Feline diabetic neuropathy can occur early in the course of a cat’s diabetes, or it may develop well after the cat has been diagnosed as diabetic. Neuropathy is a more common side effect of diabetes in pet cats than in pet dogs. It is caused by an overabundance of blood glucose, which damages the sheaths on the peripheral nerves in the cat’s body. The nerves in the cat’s hind legs are particularly vulnerable to damage from diabetic neuropathy.

Without proper control and treatment of the underlying diabetes, feline diabetic neuropathy can result in gangrene, which can lead to amputation or even death.

Signs of Feline Diabetic Neuropathy

The signs of feline diabetic neuropathy may also be the first indications to a cat owner that his or her pet has a serious health problem since the initial signs of diabetes can be easily overlooked.

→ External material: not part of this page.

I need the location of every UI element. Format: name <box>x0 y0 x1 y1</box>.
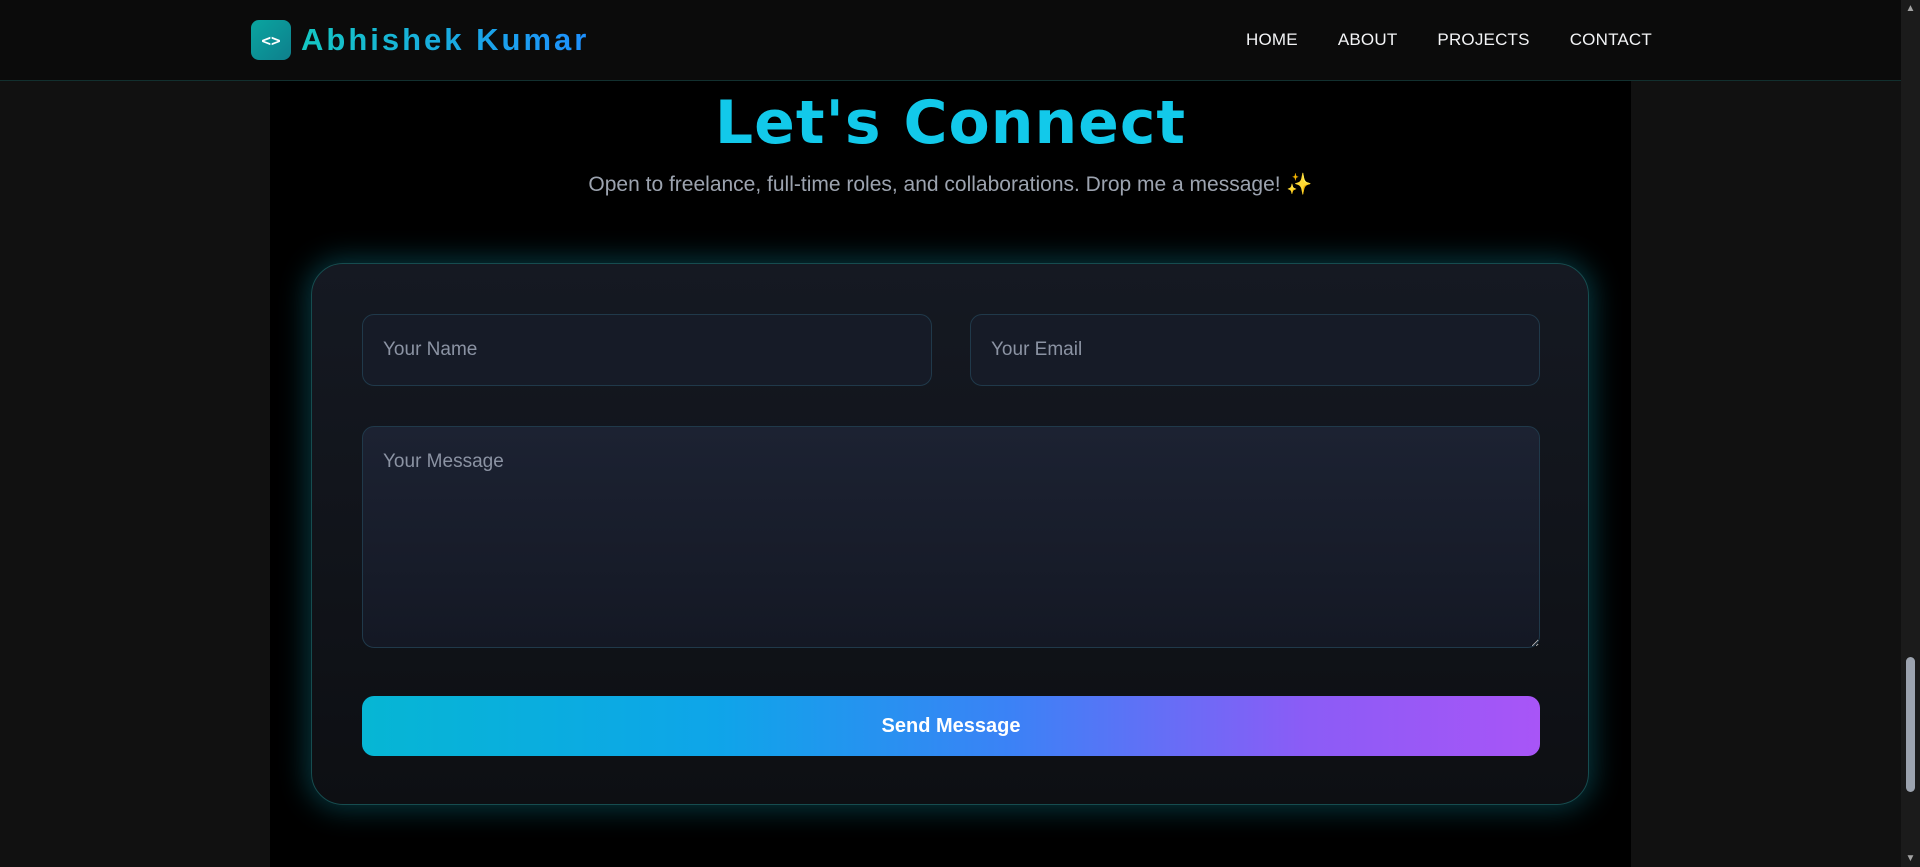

The first indication that your cat has diabetic neuropathy may be her inability to stand correctly. Instead of standing on her toes as cats normally do, a cat with diabetic neuropathy stands on her hocks. The lower parts of her back legs will lie on the ground as she stands. She will also develop weakness in her hind legs and may drag a leg or paw as she walks. Her feet can slip out from under her as she walks, or she may have difficulty rising from a lying or sitting position. She may lie down more frequently that she used to, especially after taking short walks.

Over time, a cat with feline diabetic neuropathy will begin to walk in a crouch. In the most advanced cases, all four of the cat’s legs are affected. Other signs of diabetic neuropathy in cats include loss of bladder or bowel control.

Treatment Options for Diabetic Neuropathy

The type of treatment you pursue for feline diabetic neuropathy depends in part on the severity of your cat’s neuropathy. Mild cases may resolve themselves in a few months once the cat’s blood sugar levels are brought under control, while other cases may require supplemental B12 dosages or other medications to resolve the situation.